Montague, et. al. immediately discovered a strong neural signal that drove many of the investment decisions. The signal was fictive learning. Take, for example, this situation. A player has decided to wager 10 percent of her total portfolio in the market, which is a rather small bet. Then, she watches as the market rises dramatically in value. At this point, the investor experiences a surge of regret, which is a side-effect of fictive learning. (We are thinking about how much richer we would be if only we’d invested more in the market.) This negative feeling is preceded by a swell of activity in the ventral caudate, a small area in the center of the cortex. Instead of enjoying our earnings, we are fixated on the profits we missed, which leads us to do something different the next time around.

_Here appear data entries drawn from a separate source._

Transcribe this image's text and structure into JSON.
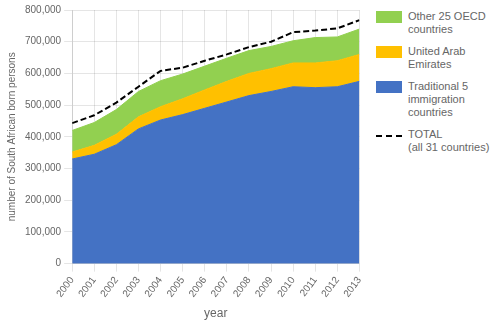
{
  "chart_data": {
    "type": "area",
    "stacked": true,
    "xlabel": "year",
    "ylabel": "number of South African born persons",
    "x": [
      2000,
      2001,
      2002,
      2003,
      2004,
      2005,
      2006,
      2007,
      2008,
      2009,
      2010,
      2011,
      2012,
      2013
    ],
    "series": [
      {
        "name": "Traditional 5\nimmigration\ncountries",
        "color": "#4472C4",
        "values": [
          330000,
          345000,
          375000,
          425000,
          453000,
          470000,
          490000,
          510000,
          530000,
          543000,
          558000,
          555000,
          558000,
          575000
        ]
      },
      {
        "name": "United Arab\nEmirates",
        "color": "#FFC000",
        "values": [
          22000,
          28000,
          33000,
          38000,
          42000,
          50000,
          58000,
          65000,
          70000,
          72000,
          75000,
          78000,
          82000,
          85000
        ]
      },
      {
        "name": "Other 25 OECD\ncountries",
        "color": "#92D050",
        "values": [
          68000,
          72000,
          78000,
          80000,
          82000,
          78000,
          75000,
          73000,
          72000,
          70000,
          70000,
          80000,
          75000,
          80000
        ]
      },
      {
        "name": "TOTAL\n(all 31 countries)",
        "type": "line",
        "color": "#000000",
        "line_style": "dashed",
        "values": [
          443000,
          468000,
          508000,
          558000,
          608000,
          618000,
          640000,
          660000,
          683000,
          700000,
          730000,
          735000,
          742000,
          768000
        ]
      }
    ],
    "xlim": [
      2000,
      2013
    ],
    "xticks": [
      2000,
      2001,
      2002,
      2003,
      2004,
      2005,
      2006,
      2007,
      2008,
      2009,
      2010,
      2011,
      2012,
      2013
    ],
    "ylim": [
      0,
      800000
    ],
    "yticks": [
      0,
      {
        "value": 100000,
        "label": "100,000"
      },
      {
        "value": 200000,
        "label": "200,000"
      },
      {
        "value": 300000,
        "label": "300,000"
      },
      {
        "value": 400000,
        "label": "400,000"
      },
      {
        "value": 500000,
        "label": "500,000"
      },
      {
        "value": 600000,
        "label": "600,000"
      },
      {
        "value": 700000,
        "label": "700,000"
      },
      {
        "value": 800000,
        "label": "800,000"
      }
    ],
    "grid": true,
    "legend": "right"
  }
}
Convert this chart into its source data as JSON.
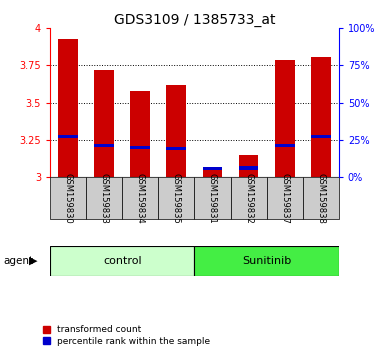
{
  "title": "GDS3109 / 1385733_at",
  "samples": [
    "GSM159830",
    "GSM159833",
    "GSM159834",
    "GSM159835",
    "GSM159831",
    "GSM159832",
    "GSM159837",
    "GSM159838"
  ],
  "red_values": [
    3.93,
    3.72,
    3.58,
    3.62,
    3.06,
    3.15,
    3.79,
    3.81
  ],
  "blue_values": [
    3.27,
    3.21,
    3.2,
    3.19,
    3.055,
    3.06,
    3.21,
    3.27
  ],
  "ymin": 3.0,
  "ymax": 4.0,
  "bar_color": "#cc0000",
  "blue_color": "#0000cc",
  "control_bg": "#ccffcc",
  "sunitinib_bg": "#44ee44",
  "tick_label_bg": "#cccccc",
  "control_label": "control",
  "sunitinib_label": "Sunitinib",
  "agent_label": "agent",
  "legend_red": "transformed count",
  "legend_blue": "percentile rank within the sample",
  "bar_width": 0.55,
  "title_fontsize": 10
}
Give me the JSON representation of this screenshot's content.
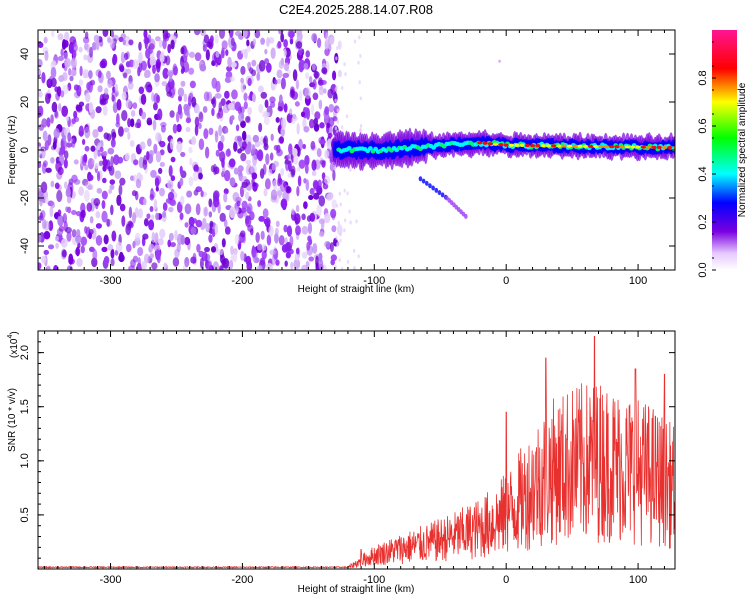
{
  "title": "C2E4.2025.288.14.07.R08",
  "chart_data": [
    {
      "type": "heatmap",
      "name": "spectrogram",
      "xlabel": "Height of straight line (km)",
      "ylabel": "Frequency (Hz)",
      "xlim": [
        -355,
        128
      ],
      "ylim": [
        -50,
        50
      ],
      "x_ticks": [
        -300,
        -200,
        -100,
        0,
        100
      ],
      "x_tick_labels": [
        "-300",
        "-200",
        "-100",
        "0",
        "100"
      ],
      "y_ticks": [
        -40,
        -20,
        0,
        20,
        40
      ],
      "y_tick_labels": [
        "-40",
        "-20",
        "0",
        "20",
        "40"
      ],
      "noise_region_x": [
        -355,
        -130
      ],
      "signal_band": {
        "x_start": -130,
        "x_end": 128,
        "center_freq_hz": [
          [
            -130,
            0
          ],
          [
            -90,
            0
          ],
          [
            -50,
            2
          ],
          [
            -20,
            3
          ],
          [
            0,
            2
          ],
          [
            128,
            1
          ]
        ],
        "peak_amplitude_x": [
          -10,
          100
        ]
      },
      "secondary_streak": [
        [
          -65,
          -12
        ],
        [
          -45,
          -20
        ],
        [
          -30,
          -28
        ]
      ],
      "colorbar": {
        "label": "Normalized spectral amplitude",
        "ticks": [
          0.0,
          0.2,
          0.4,
          0.6,
          0.8
        ],
        "tick_labels": [
          "0.0",
          "0.2",
          "0.4",
          "0.6",
          "0.8"
        ],
        "range": [
          0,
          1
        ],
        "colors": [
          "#ffffff",
          "#7a00e0",
          "#0000ff",
          "#00ffff",
          "#00ff00",
          "#ffff00",
          "#ff0000",
          "#ff1493"
        ]
      }
    },
    {
      "type": "line",
      "name": "snr",
      "xlabel": "Height of straight line (km)",
      "ylabel": "SNR (10 * v/v)",
      "multiplier_label": "(x10",
      "multiplier_exp": "4",
      "multiplier_close": ")",
      "xlim": [
        -355,
        128
      ],
      "ylim": [
        0.0,
        2.2
      ],
      "x_ticks": [
        -300,
        -200,
        -100,
        0,
        100
      ],
      "x_tick_labels": [
        "-300",
        "-200",
        "-100",
        "0",
        "100"
      ],
      "y_ticks": [
        0.5,
        1.0,
        1.5,
        2.0
      ],
      "y_tick_labels": [
        "0.5",
        "1.0",
        "1.5",
        "2.0"
      ],
      "line_color": "#e8312f",
      "envelope": [
        [
          -355,
          0.01
        ],
        [
          -120,
          0.02
        ],
        [
          -110,
          0.12
        ],
        [
          -100,
          0.2
        ],
        [
          -80,
          0.3
        ],
        [
          -60,
          0.38
        ],
        [
          -40,
          0.48
        ],
        [
          -20,
          0.6
        ],
        [
          -5,
          0.75
        ],
        [
          5,
          0.9
        ],
        [
          15,
          1.1
        ],
        [
          30,
          1.4
        ],
        [
          50,
          1.55
        ],
        [
          70,
          1.6
        ],
        [
          90,
          1.5
        ],
        [
          110,
          1.4
        ],
        [
          128,
          1.2
        ]
      ],
      "peaks": [
        [
          -110,
          0.18
        ],
        [
          0,
          1.45
        ],
        [
          30,
          1.95
        ],
        [
          67,
          2.15
        ],
        [
          98,
          1.85
        ],
        [
          120,
          1.8
        ]
      ]
    }
  ]
}
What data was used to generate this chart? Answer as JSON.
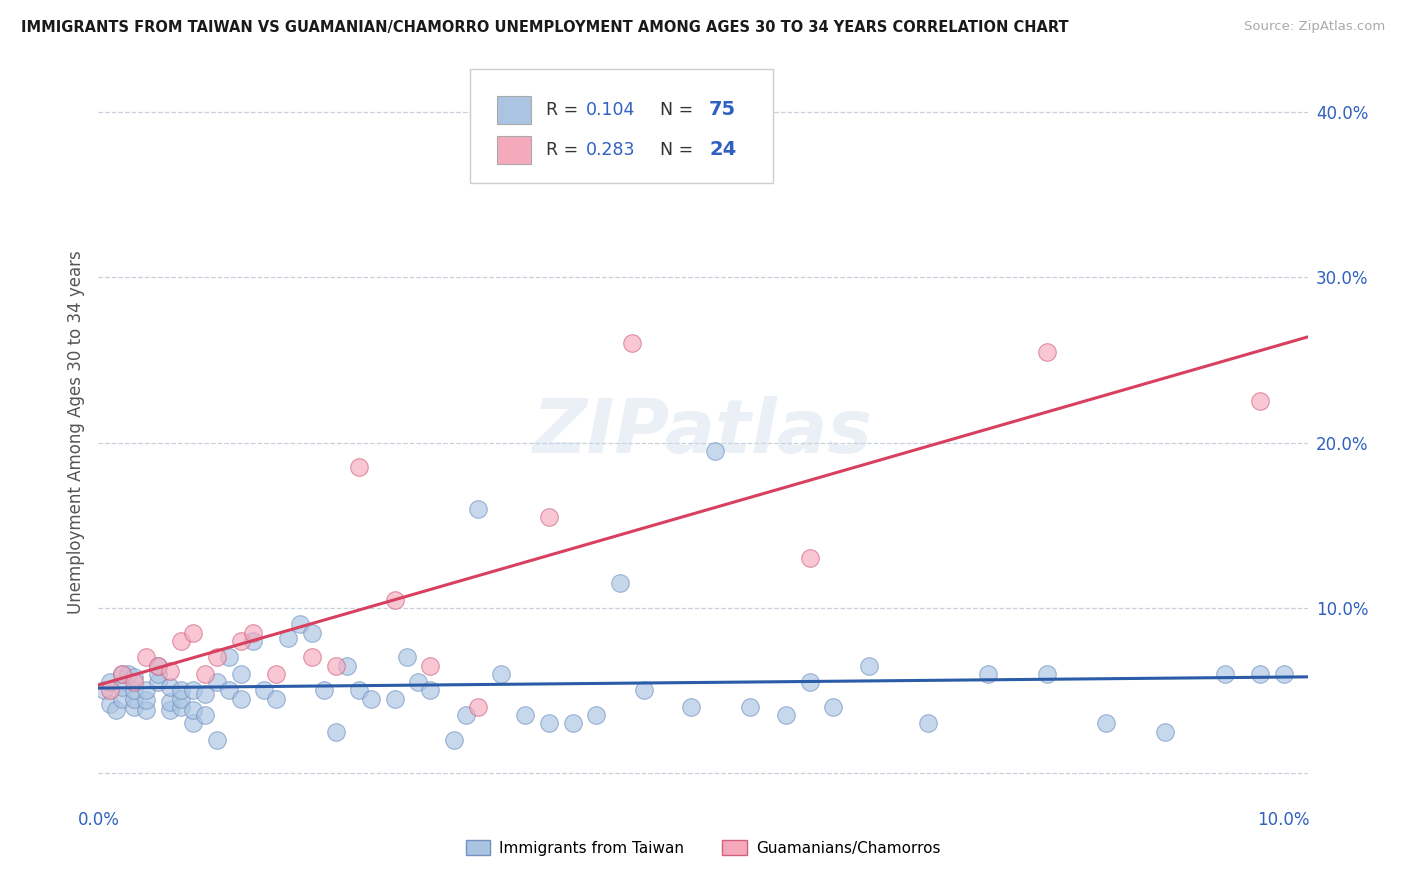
{
  "title": "IMMIGRANTS FROM TAIWAN VS GUAMANIAN/CHAMORRO UNEMPLOYMENT AMONG AGES 30 TO 34 YEARS CORRELATION CHART",
  "source": "Source: ZipAtlas.com",
  "ylabel": "Unemployment Among Ages 30 to 34 years",
  "xlim": [
    0.0,
    0.102
  ],
  "ylim": [
    -0.018,
    0.43
  ],
  "taiwan_R": 0.104,
  "taiwan_N": 75,
  "guam_R": 0.283,
  "guam_N": 24,
  "taiwan_color": "#aac4e2",
  "taiwan_edge_color": "#7090c0",
  "guam_color": "#f5aabc",
  "guam_edge_color": "#d06080",
  "taiwan_line_color": "#2a5ca8",
  "guam_line_color": "#d84060",
  "legend_label_taiwan": "Immigrants from Taiwan",
  "legend_label_guam": "Guamanians/Chamorros",
  "watermark": "ZIPatlas",
  "background_color": "#ffffff",
  "grid_color": "#c8d0dc",
  "label_color": "#3060c0",
  "taiwan_x": [
    0.0005,
    0.001,
    0.001,
    0.0015,
    0.002,
    0.002,
    0.002,
    0.0025,
    0.003,
    0.003,
    0.003,
    0.003,
    0.004,
    0.004,
    0.004,
    0.005,
    0.005,
    0.005,
    0.006,
    0.006,
    0.006,
    0.007,
    0.007,
    0.007,
    0.008,
    0.008,
    0.008,
    0.009,
    0.009,
    0.01,
    0.01,
    0.011,
    0.011,
    0.012,
    0.012,
    0.013,
    0.014,
    0.015,
    0.016,
    0.017,
    0.018,
    0.019,
    0.02,
    0.021,
    0.022,
    0.023,
    0.025,
    0.026,
    0.027,
    0.028,
    0.03,
    0.031,
    0.032,
    0.034,
    0.036,
    0.038,
    0.04,
    0.042,
    0.044,
    0.046,
    0.05,
    0.052,
    0.055,
    0.058,
    0.06,
    0.062,
    0.065,
    0.07,
    0.075,
    0.08,
    0.085,
    0.09,
    0.095,
    0.098,
    0.1
  ],
  "taiwan_y": [
    0.05,
    0.042,
    0.055,
    0.038,
    0.045,
    0.052,
    0.06,
    0.06,
    0.04,
    0.045,
    0.05,
    0.058,
    0.038,
    0.044,
    0.05,
    0.055,
    0.06,
    0.065,
    0.038,
    0.043,
    0.052,
    0.04,
    0.045,
    0.05,
    0.03,
    0.038,
    0.05,
    0.035,
    0.048,
    0.02,
    0.055,
    0.05,
    0.07,
    0.045,
    0.06,
    0.08,
    0.05,
    0.045,
    0.082,
    0.09,
    0.085,
    0.05,
    0.025,
    0.065,
    0.05,
    0.045,
    0.045,
    0.07,
    0.055,
    0.05,
    0.02,
    0.035,
    0.16,
    0.06,
    0.035,
    0.03,
    0.03,
    0.035,
    0.115,
    0.05,
    0.04,
    0.195,
    0.04,
    0.035,
    0.055,
    0.04,
    0.065,
    0.03,
    0.06,
    0.06,
    0.03,
    0.025,
    0.06,
    0.06,
    0.06
  ],
  "guam_x": [
    0.001,
    0.002,
    0.003,
    0.004,
    0.005,
    0.006,
    0.007,
    0.008,
    0.009,
    0.01,
    0.012,
    0.013,
    0.015,
    0.018,
    0.02,
    0.022,
    0.025,
    0.028,
    0.032,
    0.038,
    0.045,
    0.06,
    0.08,
    0.098
  ],
  "guam_y": [
    0.05,
    0.06,
    0.055,
    0.07,
    0.065,
    0.062,
    0.08,
    0.085,
    0.06,
    0.07,
    0.08,
    0.085,
    0.06,
    0.07,
    0.065,
    0.185,
    0.105,
    0.065,
    0.04,
    0.155,
    0.26,
    0.13,
    0.255,
    0.225
  ]
}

As a result investors in the experiment naturally adapted their investments to the ebb and flow of the market. When markets were booming, as in the Nasdaq bubble of the late 1990s, people perpetually increased their investments. In fact, many of Montague’s subjects eventually put all of their money into the rising market. They had become convinced that the bubble wasn’t a bubble. This boom would be different.

And then, just like that, the bubble burst. The Dow sinks, the Nasdaq collapses, the Nikkei implodes. At this point investors race to dump any assets that are declining in value, as their brain realizes that it made some very expensive mistakes. Our investing decisions are still being driven by regret, but now that feeling is telling us to sell. That’s when we get a financial panic.